Burger Bar; Amsterdam, The Netherlands
With The Netherlands being so close to England, I was unsure of the quality of the burger. But I dared to try new things. I ventured off to Burger Bar after researching some burger places, and one website ranked the burgers 8th in Europe. The words “8th best in Europe” rang over and over, so Burger Bar dangerously challenged me to a duel of the taste buds. I got the classic: cheddar cheese, onions, tomatoes, pickles, and bacon. I believe that the classic burgers should not include bacon, but I digress. I told the lady that I couldn’t eat cheese and asked if I could replace it with avocado free of charge. It was. So caught up in my lie that I forgot to remove the bacon. When I first received the burger, I knew that it would be spectacular, and it was. The bacon was definitely a low point because it wasn’t as good as American bacon. Plus, I wouldn’t say I like two different types of meat in the same bite. So, I ate the bacon and started chopping. I rate the burger 8/10; it was cooked beautifully and tasted delicious. But as they purposely added bacon, and the last few bites of the burger resulted in a poor burger-to-bun ratio, I had to take off some points. Plus, nothing is perfect. The fries, on the other hand, were 9/10. The only reason they lose a point is that you have to pay for ketchup and different sauces.
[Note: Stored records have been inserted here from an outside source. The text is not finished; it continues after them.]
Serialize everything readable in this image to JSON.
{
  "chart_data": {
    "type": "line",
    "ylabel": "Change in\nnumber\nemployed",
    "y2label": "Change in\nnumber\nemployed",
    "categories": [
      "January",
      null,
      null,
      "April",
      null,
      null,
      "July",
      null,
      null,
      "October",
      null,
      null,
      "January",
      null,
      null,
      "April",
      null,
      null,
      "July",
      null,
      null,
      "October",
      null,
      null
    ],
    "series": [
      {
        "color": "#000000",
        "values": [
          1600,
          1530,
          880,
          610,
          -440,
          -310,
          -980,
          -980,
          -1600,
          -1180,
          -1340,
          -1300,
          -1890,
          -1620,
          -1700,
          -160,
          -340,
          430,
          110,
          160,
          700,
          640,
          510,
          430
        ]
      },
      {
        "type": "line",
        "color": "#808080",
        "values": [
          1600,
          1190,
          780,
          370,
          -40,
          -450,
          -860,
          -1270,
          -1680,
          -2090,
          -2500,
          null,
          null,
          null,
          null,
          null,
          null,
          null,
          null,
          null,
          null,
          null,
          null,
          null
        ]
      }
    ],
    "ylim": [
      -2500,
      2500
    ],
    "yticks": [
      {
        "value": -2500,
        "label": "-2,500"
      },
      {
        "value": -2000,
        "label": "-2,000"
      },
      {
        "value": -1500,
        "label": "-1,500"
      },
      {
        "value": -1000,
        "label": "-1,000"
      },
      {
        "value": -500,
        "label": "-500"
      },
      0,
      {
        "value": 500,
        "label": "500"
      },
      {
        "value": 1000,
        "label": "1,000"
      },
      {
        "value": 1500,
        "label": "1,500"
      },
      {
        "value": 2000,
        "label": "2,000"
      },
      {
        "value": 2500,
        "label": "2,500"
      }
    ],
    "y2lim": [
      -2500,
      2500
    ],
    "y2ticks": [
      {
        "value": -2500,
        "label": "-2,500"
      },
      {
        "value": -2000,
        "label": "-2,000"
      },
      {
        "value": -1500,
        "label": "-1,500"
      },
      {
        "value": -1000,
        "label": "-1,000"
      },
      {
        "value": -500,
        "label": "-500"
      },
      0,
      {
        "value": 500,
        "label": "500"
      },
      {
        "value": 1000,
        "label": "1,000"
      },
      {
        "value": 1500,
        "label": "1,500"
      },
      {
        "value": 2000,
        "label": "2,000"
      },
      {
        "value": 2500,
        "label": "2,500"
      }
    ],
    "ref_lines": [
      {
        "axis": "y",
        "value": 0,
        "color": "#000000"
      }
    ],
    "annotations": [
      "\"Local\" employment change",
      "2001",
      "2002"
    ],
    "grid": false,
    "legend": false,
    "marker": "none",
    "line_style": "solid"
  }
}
I find that despicable and a pure example of capitalism. But hey, it’s not too bad because depending on your burger, it can come with fries, and mine did, so I’ll take the ketchup, please. I’ll definitely be going back, and good thing I don’t live in Amsterdam, or I’d be a regular. (July 2022)
Gusto; Perugia, Italy
Visually, Gusto has the most eye-catching burger I’ve ever witnessed, and its luscious taste makes tops the experience off. Before the waiter even arrived at my table, I would see the sesame-seeded burger and try to guess which flashy burger would be placed in front of me. On my first couple of arrivals at Gusto, I stuck to my go-to burger, which they called Sasa. Sandwiched in between a colorful homemade bun, a Sasa burger was a classic cheeseburger topped with lettuce, tomato, onion, and pickles. Held together with a toothpick, the vivid crescent-shaped bread of the burger is garnished with taco-shaped french fires. As my time in Italy went on, I became more adventurous, so I tried a pesto-buffalo mozzarella topped burger. I was unsure of my order because I never liked cheese on my burger. But this elevated type of mozzarella dissolved in my mouth, despite the cheese never being melted. Its clash with pesto and tomato added Caprese salad-esque energy to the burger, almost accomplishing an Italian take on an American staple. I would name these burgers 10/10, a very high rating. Partially because of its perfect replication of a US classic abroad and the ingenuity of the Italian spin. Lastly, the fries. In my decades of consuming fries, I have had waffle, thick, ridged, skin-on, curly, regular, seasons, and some fry-adjacent foods like tater tots and onion rings. But Italy, or at least Perugia, has taco-shaped fries. These addictive ridged-v-shaped fried allow for a large amount of fried surface area. I would rate these 8/10. They were striking and unforgettable but had a limited amount of actual potatoes. And while I don’t like fries with an overwhelming amount of potato, these had too little.